Мы выбрались к шоссе и плюхнулись на придорожную траву. Мимо шелестели «Жигули» и «Москвичи», прогрохотал трактор с прицепом.

— Что мы имеем? — продолжал уже в положении полу лежа Алексей. — Бесхозное кольцо. Между прочим, на нем и проба особая, царская.

— Ты, конечно, очень разбираешься, — сыронизировал я.

— От бабки одна побрякушка осталась, в городе оценивали. Там и ювелирных знаний поднабрался. — Он почесал затылок. — Знаешь, о более дурацком розыске я и не слыхивал.
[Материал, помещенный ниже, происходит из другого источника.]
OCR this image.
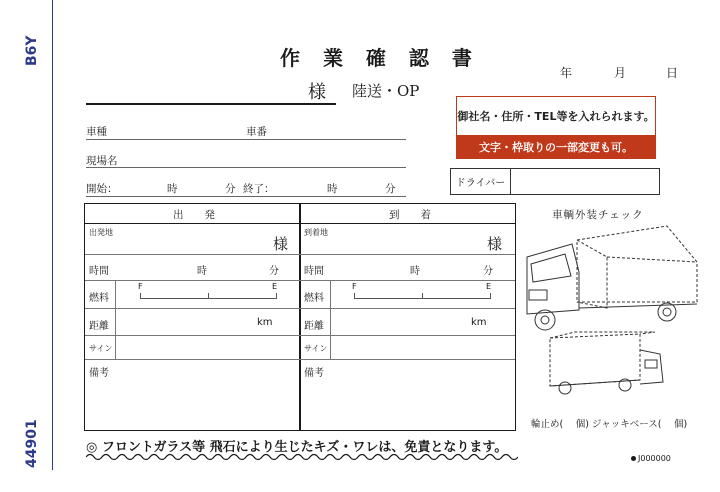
B6Y
44901
作 業 確 認 書
年	月	日
様 陸送・OP
車種	車番
現場名
開始：	時	分 終了：	時	分
御社名・住所・TEL等を入れられます。
文字・枠取りの一部変更も可。
ドライバー
出　　発
出発地
様
時間	時	分
燃料
F	E
距離	km
サイン
備考
到　　着
到着地
様
時間	時	分
燃料
F	E
距離	km
サイン
備考
車輌外装チェック
輪止め(　 個) ジャッキベース(　 個)
◎ フロントガラス等 飛石により生じたキズ・ワレは、免責となります。
J000000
Полномочий у нас нет, а закругляться надо через пару дней.

— Тройку.

— Пару. Так прикидывай, если хочешь поспеть к сроку.

— Да, «поспеть». Вон машины носятся, а мы сидим в канаве.

— И в канаве соображать можно.

— Ладно, с пробой ясно. Дальше.

— Финика твоего доставать нужно.

— Что-то я его давненько не видел. Не то сам бы спросил.

— Эх, Анискин, за что тебе деньги платят…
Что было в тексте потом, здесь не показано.